O ministério conclui então que, como não é possível saber a eficácia das vacinas do consórcio Covax Facility, o melhor seria optar pelo mínimo de doses, mesmo sabendo que havia o risco de uma quantidade grande de mortes.

“Diante do exposto acima, tem-se dois possíveis cenários para estimativa das doses necessárias para o Brasil. O primeiro, que necessita da efetividade das vacinas que serão uti lizadas e que no momento, ainda não se tem esses resultados, e o segundo, que trata de grupos com elevado risco de exposição, bem como formas graves e óbitos.”

Ao fim do documento, é citada a estimativa de 88 milhões de “pessoas” — a tabela utilizada pelo ministério mostra, porém, que esse número se referia a doses. Naquele momento, eram 44 milhões de pessoas vacinadas com duas doses, ou pouco menos de 20% da população brasileira.

“Portanto, pela ausência dos dados de efetividade das vacinas, sugere-se utilizar, para a tomada de decisão sobre eventual assinatura da ‘Confirmação da Intenção de participação na Covax Facility’ em 31 de agosto de 2020, o quantitativo estimado de 88 milhões de pessoas a serem vacinadas.”

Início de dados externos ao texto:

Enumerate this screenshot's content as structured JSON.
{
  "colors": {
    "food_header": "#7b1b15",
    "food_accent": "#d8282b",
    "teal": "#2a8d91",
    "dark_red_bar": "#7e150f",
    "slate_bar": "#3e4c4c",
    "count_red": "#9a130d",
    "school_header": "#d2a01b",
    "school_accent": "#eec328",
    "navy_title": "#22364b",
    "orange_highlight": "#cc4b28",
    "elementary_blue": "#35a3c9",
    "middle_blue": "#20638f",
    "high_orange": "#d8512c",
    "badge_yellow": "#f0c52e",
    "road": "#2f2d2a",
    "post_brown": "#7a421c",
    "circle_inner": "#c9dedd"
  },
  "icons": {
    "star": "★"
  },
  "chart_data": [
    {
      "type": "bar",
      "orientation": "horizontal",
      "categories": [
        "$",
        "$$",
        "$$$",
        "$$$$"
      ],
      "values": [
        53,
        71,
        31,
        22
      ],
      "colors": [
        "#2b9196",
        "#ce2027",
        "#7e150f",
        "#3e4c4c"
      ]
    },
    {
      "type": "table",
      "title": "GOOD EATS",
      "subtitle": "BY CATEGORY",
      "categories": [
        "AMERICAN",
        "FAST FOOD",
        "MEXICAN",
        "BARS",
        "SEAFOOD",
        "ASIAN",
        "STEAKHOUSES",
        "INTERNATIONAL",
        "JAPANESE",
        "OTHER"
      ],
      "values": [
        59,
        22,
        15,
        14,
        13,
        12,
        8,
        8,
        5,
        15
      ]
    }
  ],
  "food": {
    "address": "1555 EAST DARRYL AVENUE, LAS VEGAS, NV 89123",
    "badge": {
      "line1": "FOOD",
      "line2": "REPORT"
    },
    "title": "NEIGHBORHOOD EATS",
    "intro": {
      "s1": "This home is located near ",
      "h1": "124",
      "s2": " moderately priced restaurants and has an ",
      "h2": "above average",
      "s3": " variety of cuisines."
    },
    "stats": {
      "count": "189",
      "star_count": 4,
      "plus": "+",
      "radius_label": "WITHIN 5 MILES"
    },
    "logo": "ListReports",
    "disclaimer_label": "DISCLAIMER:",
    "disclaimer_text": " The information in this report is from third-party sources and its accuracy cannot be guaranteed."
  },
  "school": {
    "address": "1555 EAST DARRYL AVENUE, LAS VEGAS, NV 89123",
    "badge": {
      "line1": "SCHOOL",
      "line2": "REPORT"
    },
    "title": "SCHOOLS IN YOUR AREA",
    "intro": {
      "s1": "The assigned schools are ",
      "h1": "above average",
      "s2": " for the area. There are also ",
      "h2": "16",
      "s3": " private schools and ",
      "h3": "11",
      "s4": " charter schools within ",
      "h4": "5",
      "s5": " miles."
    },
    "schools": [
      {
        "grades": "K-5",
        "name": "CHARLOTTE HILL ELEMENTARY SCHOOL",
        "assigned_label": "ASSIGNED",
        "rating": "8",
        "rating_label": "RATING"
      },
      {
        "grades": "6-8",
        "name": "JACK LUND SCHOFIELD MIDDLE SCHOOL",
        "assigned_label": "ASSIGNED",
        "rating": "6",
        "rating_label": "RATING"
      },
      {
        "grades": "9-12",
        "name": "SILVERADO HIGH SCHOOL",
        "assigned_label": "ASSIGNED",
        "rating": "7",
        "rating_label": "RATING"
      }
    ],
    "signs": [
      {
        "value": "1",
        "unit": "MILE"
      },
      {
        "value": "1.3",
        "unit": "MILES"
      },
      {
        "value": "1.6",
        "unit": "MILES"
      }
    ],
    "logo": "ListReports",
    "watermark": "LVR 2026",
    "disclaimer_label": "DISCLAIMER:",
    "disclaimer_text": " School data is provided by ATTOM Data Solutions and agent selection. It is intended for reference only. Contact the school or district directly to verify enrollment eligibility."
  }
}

No texto, os técnicos alegam que medidas como isolamento social foram “eficazes em retardar o avanço da epidemia no País”, mas estavam “associadas a elevados custos sociais e econômicos e ainda não conseguiram interromper a circulação do vírus no País”. Pela nota técnica, seria necessário de um a dois anos de isolamento para atingir os efeitos desejados.

“Para conseguir atingir o objetivo de interrupção de transmissão da doença sem colapso dos serviços de saúde haveria a necessidade de adoção de medidas de distanciamento social com duração de 1 a 2 anos (4,5), resultando em impacto econômico e social desastroso para o País. Dessa forma entende-se que uma vacina eficaz será fundamental para possibilitar uma situação de segurança sanitária e, desta forma, uma retomada completa das atividades sociais e econômicas, evitando novos óbitos decorrentes dessa doença no País.”